Why not the MCP fallback that /confluence-publish-markdown uses
/confluence-publish-markdown has a mcp__atlassian__createConfluencePage fallback for the create-page case when scoped tokens reject POST /wiki/api/v2/pages with a 404. That fallback works because creating a page IS in the MCP surface. There's no equivalent MCP fallback for attachments because the MCP doesn't expose any attachment endpoint. Either the classic API token works (you're done) or there's no fallback path — flagging this explicitly so future-you doesn't waste time looking for one.
Idempotency
This skill is NOT idempotent. Re-running it uploads a duplicate attachment with the same filename. Atlassian deduplicates by content for visual display in the UI but stores both physically. If you re-run by mistake:
- Jira: delete extras from the attachments panel (right-side of the issue)
- Confluence: delete from "Attachments" at page bottom
To safely re-upload (e.g., updated version of a diagram), Confluence supports --comment "v2" + --minor-edit to add a new version of the same-filename attachment without notification. Jira has no equivalent — re-upload to Jira creates a duplicate every time. Delete the old one first if you care.
Files in this skill
scripts/attach.py — the workhorse. Pure-stdlib multipart POST to Jira or Confluence.
references/usage.md — worked examples (Jira screenshot, Confluence diagram with version comment, multi-file upload).
When this skill is the wrong tool
- Embedding an image inline in a Confluence body — use
/confluence-publish-markdown with an external image URL (mermaid.ink for diagrams; or upload via this skill first, then reference the attachment URL in your markdown).
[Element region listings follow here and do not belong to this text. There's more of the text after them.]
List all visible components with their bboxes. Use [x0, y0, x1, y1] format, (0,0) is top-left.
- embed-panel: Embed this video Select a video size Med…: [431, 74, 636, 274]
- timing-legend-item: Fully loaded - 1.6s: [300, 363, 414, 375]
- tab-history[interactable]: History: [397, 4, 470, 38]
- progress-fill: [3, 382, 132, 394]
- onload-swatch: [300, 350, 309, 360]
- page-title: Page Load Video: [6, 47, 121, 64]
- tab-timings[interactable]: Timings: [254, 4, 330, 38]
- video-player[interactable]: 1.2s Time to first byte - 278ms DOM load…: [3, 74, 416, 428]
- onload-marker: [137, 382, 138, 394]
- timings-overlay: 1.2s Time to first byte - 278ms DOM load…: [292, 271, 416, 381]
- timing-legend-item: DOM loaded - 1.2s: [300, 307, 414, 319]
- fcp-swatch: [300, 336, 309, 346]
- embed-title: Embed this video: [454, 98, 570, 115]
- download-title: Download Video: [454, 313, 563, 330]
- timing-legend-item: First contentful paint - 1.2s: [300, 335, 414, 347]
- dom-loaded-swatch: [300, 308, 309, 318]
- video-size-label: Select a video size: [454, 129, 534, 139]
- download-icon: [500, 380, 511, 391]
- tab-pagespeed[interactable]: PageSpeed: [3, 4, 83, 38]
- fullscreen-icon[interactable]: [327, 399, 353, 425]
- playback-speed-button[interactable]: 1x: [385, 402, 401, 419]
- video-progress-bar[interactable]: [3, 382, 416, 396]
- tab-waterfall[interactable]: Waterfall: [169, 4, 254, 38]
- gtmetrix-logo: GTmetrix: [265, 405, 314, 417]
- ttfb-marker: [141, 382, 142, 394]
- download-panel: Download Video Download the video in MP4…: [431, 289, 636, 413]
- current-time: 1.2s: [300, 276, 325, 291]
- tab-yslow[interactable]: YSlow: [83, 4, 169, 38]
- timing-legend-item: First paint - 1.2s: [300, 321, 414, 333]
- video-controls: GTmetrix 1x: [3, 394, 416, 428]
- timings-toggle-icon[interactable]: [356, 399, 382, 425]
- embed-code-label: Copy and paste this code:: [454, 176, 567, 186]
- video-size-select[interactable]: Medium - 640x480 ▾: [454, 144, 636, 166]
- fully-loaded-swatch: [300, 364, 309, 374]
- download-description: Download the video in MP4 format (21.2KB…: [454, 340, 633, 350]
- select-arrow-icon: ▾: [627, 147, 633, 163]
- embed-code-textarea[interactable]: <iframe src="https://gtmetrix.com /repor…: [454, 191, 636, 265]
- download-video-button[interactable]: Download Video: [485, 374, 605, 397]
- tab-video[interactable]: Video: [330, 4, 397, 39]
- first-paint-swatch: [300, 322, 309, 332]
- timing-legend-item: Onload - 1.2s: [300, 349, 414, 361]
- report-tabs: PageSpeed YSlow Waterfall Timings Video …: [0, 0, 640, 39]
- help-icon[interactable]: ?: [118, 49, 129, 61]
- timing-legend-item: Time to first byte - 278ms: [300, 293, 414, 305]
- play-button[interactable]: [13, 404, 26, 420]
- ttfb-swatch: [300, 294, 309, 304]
Attached files render under "Attachments" by default; inline embedding requires the page body to reference the attachment URL.
- Attaching to a Jira comment — Jira doesn't have per-comment attachments; comments reference the parent issue's attachment list. Upload to the issue, then reference in the comment text.
- Bulk-uploading across many tickets/pages — script around this skill in a shell loop. Don't extend the skill itself to take an attachment-spec YAML — the surface stays narrow.
- Updating an attachment's content vs uploading a new version — Confluence handles via
--minor-edit + --comment. Jira doesn't support versioning; delete + re-upload.